While most people support the concept of humanely caring for feral cats, conflict can sometimes arise. One of the best ways to prevent conflict is to ensure that the cats are spayed or neutered and feeding areas are clean and inconspicuous. Following are the most common reasons people complain about feral cats, and ideas for addressing their concerns.
Wild animals. Feed cats during the day and pick up any leftover food once the cats have eaten.
Kittens. Spay/neuter will prevent more kittens from being born. In some cases, feral kittens can be socialized and adopted.
Spraying, fighting, howling. Neutering quickly reduces or eliminates these behaviors. Regular and sufficient feeding will also prevent fighting.
Cats using yard as a litterbox.

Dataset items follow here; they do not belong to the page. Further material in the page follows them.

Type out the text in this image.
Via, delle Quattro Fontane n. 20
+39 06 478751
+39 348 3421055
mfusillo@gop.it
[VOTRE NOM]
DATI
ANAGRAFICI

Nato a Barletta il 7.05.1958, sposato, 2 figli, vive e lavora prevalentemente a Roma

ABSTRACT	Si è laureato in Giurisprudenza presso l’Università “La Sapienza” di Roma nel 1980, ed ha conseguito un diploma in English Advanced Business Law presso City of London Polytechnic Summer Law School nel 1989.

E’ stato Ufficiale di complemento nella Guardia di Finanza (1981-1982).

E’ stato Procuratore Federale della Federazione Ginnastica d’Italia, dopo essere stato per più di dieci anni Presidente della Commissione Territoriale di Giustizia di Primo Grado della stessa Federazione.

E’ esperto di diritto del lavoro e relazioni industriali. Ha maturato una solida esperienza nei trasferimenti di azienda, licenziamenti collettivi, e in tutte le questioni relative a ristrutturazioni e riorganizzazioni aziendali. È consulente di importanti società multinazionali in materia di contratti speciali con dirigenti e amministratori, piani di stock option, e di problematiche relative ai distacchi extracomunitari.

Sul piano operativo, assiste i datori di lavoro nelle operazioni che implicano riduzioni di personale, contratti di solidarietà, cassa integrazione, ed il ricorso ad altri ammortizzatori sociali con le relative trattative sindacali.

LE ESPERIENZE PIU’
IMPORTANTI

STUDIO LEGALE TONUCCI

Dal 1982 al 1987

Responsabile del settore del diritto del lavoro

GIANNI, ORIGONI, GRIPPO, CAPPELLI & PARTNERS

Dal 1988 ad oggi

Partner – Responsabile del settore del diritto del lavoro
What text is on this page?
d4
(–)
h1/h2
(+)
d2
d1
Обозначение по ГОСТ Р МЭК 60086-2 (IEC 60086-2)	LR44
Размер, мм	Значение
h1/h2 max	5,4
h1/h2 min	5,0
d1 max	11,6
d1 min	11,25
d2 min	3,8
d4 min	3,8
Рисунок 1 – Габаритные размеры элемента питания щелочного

Caregivers can place covered, sand-filled litter boxes in their yards, and/or offer to periodically clean the neighbor’s yard.
Listen closely and ask questions. A person might start out by saying the cats are “bothering” them, but on further discussion reveal that cat droppings in her flower garden are the specific problem. In another case, a neighbor demanded—without explanation—that a caregiver stop feeding cats in the neighborhood. After asking several questions, she discovered the neighbor was upset because he didn’t like cat footprints on his new car. To keep the peace, the caregiver bought her neighbor a car cover and he never complained again.
The person’s concerns may seem reasonable, they may not, but it is important to listen respectfully and be constructive. By asking questions and offering solutions, it becomes possible to focus on the person’s specific concerns rather than their generalized objections to feral cats.
Sit down and talk. Calmly share your concerns with the goal of amicably resolving the problem. It can be a good idea to prepare a small packet of written materials in support of caring for feral cats. If relations are seriously strained, community mediation services may be beneficial.
Offer concrete solutions. Once you have determined what the person’s specific complaints are, you can address them. If you haven’t had the cats neutered yet, do so, and let your neighbor know how much it will improve the cats’ behavior while gradually decreasing the size of the colony. Offer to keep litter boxes in your backyard for cats to use, or put a cat fence around your yard. Don’t be afraid to brainstorm—creative ideas can save lives, as demonstrated by the case above.
Explain the value of Trap, Neuter, Return (TNR) programs. TNR is the most humane and effective way to control feral cat populations and minimize the most common concerns people raise about feral cats. Be sure to explain the ramifications of trapping the cats and taking them to an animal shelter: most will be killed since feral cats are not candidates for adoption. In addition, more cats—probably unneutered—will move back into the area starting the cycle all over again.